I have a lead on a 2004 Bowtech Tomkat for a very reasonable price and was curious if anyone here shoots or has shot one and has any opinions? I am a crossbow guy but want to venture into compounds as well. Any help would be great. Thanks.

Lg_mouth


----------



## fish4wall (Apr 14, 2004)

my best buddy has one. he got it new and he likes it. its not as fast as my bowtech justice is but its fast.... the one thing i dont like about his bow is that it (lack of a better term) KICKS....he had a few pro shops look at it and the cams are timed right but it still kicks. now this year he did get a heavier stabilizer and that seems to work it out. it depends on the price...me i'm a big time bowtech guy and i love mine but...go with a single cam bow...
thats my 2 cents!!


----------



## lg_mouth (Jun 7, 2004)

It is a single cam, wouldn't be messing with it if it wasn't. I thought Tomkats were dual cam, but the pics he sent me show a single cam. 

Lg_mouth


----------



## fish4wall (Apr 14, 2004)

is that the one on craigslist? i saw that too...the one my buddy has is the dual cam system.


----------



## lg_mouth (Jun 7, 2004)

Could be, but this is over on Archerytalk.com. I sent him an email to make sure it is single. Could be that the 2004 models were single cam and the newer ones went to dual cam. Time will tell.

Lg_mouth


----------



## fish4wall (Apr 14, 2004)

good luck!! i know i LOVE MY BOWTECH!!!


----------



## lg_mouth (Jun 7, 2004)

The hardest part will be my wife parting with the $$!!!

By the way, 2004 Tomkats were single cam, the seller cleared that up for me.

Lg_mouth


----------



## fish4wall (Apr 14, 2004)

cool!!! good luck on the wife!!! roses...lots and lots of roses!!!


----------



## Bigun (Jun 20, 2006)

fish4wall said:


> cool!!! good luck on the wife!!! roses...lots and lots of roses!!!


 Nah get it, I have always believed it is easier to beg for forgivness, then to ask for permission. 

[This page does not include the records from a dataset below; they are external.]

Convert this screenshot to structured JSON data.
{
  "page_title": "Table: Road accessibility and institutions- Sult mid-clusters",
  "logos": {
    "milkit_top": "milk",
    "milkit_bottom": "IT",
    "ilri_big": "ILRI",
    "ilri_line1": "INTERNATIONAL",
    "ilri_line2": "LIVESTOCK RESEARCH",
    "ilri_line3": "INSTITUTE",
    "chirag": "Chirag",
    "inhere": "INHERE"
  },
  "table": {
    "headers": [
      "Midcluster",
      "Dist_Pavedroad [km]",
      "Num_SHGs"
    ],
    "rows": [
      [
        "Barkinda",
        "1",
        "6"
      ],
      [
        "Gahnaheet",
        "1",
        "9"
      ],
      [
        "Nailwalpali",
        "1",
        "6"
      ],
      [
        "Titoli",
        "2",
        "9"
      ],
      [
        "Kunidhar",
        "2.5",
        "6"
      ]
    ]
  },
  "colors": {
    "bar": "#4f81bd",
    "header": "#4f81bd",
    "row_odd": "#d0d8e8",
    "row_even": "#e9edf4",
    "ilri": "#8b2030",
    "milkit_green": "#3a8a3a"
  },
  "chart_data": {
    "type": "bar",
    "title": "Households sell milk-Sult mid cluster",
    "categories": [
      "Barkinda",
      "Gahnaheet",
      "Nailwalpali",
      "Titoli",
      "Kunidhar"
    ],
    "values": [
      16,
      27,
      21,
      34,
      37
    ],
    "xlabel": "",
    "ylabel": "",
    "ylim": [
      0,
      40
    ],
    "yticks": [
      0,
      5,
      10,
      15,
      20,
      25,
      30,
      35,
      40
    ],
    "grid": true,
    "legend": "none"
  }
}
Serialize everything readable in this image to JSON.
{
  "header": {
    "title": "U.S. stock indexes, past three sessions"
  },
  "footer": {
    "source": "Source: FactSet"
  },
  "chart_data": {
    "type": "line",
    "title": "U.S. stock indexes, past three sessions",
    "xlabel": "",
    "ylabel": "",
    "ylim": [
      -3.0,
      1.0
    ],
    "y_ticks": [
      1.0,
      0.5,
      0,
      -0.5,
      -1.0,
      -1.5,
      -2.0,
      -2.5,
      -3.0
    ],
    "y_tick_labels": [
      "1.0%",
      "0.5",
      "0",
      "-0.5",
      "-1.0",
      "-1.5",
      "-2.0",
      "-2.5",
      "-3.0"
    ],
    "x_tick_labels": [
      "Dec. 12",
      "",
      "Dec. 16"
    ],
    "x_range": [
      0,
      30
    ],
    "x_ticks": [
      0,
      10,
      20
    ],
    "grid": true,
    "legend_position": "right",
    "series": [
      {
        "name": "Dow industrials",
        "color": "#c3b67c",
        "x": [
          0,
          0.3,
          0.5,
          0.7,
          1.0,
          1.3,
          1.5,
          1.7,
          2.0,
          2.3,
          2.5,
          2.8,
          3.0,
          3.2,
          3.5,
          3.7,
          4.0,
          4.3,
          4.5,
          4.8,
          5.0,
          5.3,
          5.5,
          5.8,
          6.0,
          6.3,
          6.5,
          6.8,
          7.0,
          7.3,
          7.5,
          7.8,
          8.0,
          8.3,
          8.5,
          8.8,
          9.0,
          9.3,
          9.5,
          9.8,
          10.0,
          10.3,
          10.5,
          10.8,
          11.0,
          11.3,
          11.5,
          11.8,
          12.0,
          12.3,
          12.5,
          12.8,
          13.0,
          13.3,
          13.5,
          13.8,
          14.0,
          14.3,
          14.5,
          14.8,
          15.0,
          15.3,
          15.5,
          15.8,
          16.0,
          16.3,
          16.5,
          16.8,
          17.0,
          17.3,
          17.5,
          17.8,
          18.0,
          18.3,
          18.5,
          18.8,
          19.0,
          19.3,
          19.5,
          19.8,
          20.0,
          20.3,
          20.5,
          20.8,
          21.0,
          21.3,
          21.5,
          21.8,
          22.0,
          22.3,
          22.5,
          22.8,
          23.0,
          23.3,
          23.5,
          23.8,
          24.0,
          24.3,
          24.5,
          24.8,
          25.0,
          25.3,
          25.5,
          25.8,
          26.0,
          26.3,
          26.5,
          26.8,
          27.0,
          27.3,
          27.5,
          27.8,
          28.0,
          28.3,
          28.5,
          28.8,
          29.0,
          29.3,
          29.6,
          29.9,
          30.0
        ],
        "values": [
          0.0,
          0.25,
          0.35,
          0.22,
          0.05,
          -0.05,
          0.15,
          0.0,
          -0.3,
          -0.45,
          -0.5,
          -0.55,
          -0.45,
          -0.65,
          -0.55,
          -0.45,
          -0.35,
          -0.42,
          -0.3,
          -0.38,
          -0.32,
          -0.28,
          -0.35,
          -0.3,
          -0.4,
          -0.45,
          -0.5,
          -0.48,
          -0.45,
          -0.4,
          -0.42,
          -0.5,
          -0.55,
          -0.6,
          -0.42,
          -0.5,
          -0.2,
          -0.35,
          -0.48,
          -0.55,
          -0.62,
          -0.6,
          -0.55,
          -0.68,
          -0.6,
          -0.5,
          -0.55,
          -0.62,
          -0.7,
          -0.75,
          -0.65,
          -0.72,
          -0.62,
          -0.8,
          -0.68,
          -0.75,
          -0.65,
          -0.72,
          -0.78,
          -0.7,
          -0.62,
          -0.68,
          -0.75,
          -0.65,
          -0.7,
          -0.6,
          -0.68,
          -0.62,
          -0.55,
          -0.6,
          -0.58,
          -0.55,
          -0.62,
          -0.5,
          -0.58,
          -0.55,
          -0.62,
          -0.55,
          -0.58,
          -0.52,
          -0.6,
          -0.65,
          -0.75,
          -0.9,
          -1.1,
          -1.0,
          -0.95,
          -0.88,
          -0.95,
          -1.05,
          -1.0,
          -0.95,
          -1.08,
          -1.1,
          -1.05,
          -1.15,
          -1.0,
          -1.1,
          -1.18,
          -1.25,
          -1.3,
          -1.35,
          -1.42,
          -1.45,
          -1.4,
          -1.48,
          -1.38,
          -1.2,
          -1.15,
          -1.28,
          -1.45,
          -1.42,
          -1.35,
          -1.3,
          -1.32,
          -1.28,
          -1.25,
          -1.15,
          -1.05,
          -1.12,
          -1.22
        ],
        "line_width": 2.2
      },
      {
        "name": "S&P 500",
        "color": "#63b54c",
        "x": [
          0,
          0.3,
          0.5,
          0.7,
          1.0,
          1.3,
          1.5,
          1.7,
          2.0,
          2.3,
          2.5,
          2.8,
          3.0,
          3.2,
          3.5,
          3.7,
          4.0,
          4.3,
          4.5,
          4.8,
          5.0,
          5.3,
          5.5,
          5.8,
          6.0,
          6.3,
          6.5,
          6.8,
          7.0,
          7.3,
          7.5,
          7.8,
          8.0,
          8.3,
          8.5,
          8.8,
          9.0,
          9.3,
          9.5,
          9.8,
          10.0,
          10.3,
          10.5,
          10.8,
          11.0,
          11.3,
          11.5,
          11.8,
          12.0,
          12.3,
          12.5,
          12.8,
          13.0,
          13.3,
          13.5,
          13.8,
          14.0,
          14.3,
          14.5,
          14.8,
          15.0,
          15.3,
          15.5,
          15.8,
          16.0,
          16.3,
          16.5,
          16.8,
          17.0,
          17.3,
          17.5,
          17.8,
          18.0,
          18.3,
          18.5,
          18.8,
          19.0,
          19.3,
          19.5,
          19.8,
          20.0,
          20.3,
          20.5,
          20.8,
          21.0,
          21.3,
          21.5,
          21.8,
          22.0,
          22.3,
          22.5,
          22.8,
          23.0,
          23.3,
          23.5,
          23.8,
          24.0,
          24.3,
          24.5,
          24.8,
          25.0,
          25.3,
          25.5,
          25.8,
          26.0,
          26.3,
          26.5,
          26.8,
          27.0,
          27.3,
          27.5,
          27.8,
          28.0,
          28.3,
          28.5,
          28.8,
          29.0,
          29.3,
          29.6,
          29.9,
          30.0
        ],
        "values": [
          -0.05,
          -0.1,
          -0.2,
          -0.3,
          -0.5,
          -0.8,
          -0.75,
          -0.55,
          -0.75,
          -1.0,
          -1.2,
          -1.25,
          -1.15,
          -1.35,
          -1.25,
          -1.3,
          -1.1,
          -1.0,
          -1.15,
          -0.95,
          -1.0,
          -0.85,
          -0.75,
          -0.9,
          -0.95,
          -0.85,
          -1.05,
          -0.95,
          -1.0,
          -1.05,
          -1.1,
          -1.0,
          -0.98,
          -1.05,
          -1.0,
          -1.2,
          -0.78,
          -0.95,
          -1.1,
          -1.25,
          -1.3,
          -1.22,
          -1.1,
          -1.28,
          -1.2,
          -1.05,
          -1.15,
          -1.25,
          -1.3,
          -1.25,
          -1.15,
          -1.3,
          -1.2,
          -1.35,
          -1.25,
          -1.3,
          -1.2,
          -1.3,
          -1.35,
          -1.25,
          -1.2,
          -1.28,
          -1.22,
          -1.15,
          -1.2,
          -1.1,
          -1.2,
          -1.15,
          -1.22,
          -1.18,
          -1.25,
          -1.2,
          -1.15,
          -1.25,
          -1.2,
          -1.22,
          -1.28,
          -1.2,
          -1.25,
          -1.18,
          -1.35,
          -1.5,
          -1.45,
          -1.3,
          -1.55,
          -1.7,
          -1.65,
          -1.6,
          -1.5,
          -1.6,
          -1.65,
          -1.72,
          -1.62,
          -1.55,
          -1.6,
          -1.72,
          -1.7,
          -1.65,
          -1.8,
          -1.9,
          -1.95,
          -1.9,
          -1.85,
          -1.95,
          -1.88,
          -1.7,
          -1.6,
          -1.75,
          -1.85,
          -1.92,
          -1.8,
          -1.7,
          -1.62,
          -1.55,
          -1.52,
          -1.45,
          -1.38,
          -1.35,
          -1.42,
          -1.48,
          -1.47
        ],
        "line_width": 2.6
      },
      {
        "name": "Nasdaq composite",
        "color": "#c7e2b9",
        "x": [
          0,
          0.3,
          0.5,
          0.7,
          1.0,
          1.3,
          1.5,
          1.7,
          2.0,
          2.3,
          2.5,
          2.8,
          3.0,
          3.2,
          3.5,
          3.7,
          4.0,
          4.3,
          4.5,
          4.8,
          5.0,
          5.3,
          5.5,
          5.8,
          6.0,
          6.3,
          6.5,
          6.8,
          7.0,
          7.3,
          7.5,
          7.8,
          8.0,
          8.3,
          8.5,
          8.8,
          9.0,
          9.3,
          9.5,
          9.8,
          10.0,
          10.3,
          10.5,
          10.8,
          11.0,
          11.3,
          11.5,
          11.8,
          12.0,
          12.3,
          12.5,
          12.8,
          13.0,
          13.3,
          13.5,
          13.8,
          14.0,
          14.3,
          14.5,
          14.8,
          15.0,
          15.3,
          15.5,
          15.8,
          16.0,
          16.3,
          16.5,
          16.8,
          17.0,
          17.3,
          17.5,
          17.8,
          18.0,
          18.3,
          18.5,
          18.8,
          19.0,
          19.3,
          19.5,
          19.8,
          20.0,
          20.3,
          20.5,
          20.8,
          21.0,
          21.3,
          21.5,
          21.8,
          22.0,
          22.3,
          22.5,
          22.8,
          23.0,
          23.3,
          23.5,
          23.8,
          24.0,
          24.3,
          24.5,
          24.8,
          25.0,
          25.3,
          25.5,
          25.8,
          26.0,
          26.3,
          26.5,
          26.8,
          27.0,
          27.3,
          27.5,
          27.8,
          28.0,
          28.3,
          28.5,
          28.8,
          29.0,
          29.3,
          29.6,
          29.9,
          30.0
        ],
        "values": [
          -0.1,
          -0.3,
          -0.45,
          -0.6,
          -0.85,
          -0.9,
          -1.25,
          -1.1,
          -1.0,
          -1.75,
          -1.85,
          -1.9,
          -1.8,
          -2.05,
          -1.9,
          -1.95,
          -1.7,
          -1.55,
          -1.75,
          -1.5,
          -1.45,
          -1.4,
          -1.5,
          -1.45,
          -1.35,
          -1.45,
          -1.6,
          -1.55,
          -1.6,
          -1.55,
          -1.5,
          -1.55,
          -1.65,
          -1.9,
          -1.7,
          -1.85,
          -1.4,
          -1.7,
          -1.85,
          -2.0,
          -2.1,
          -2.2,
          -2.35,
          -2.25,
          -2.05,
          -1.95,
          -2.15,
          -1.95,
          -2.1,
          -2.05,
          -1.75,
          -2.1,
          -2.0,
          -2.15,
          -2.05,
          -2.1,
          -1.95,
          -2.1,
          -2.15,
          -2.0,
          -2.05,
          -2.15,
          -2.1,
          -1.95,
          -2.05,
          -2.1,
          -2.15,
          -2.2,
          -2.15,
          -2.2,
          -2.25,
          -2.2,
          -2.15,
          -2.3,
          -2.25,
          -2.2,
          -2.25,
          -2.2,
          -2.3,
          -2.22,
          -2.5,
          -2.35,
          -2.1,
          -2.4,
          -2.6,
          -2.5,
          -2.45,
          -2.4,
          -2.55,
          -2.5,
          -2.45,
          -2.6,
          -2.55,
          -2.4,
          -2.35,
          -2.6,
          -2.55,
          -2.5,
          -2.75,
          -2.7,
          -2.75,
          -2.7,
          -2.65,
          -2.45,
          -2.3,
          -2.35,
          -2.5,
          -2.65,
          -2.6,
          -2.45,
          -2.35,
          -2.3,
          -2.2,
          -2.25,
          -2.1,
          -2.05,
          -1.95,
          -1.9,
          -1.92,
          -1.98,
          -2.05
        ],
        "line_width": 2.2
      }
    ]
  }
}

I liked the one I shot a few years ago, seemed like a good bow for a decent price.


----------



## dmgonfishin55 (Jan 8, 2009)

I've got one and I love it, this one is also a single cam, haven't had a single problem with it and I shoot it a lot! I would reccomend it if you can snag it for a decent price.


----------



## buckeyeguy (Aug 20, 2006)

I have a buddy who has one. I shot it and I thought it was okay. I didn't care for the grip very much, but again that was my take on it. One thing I did like about it was it had nearly zero creep. 

I have heard a lot of good things about Bowtechs and I know there are quite a few on here that have them.


----------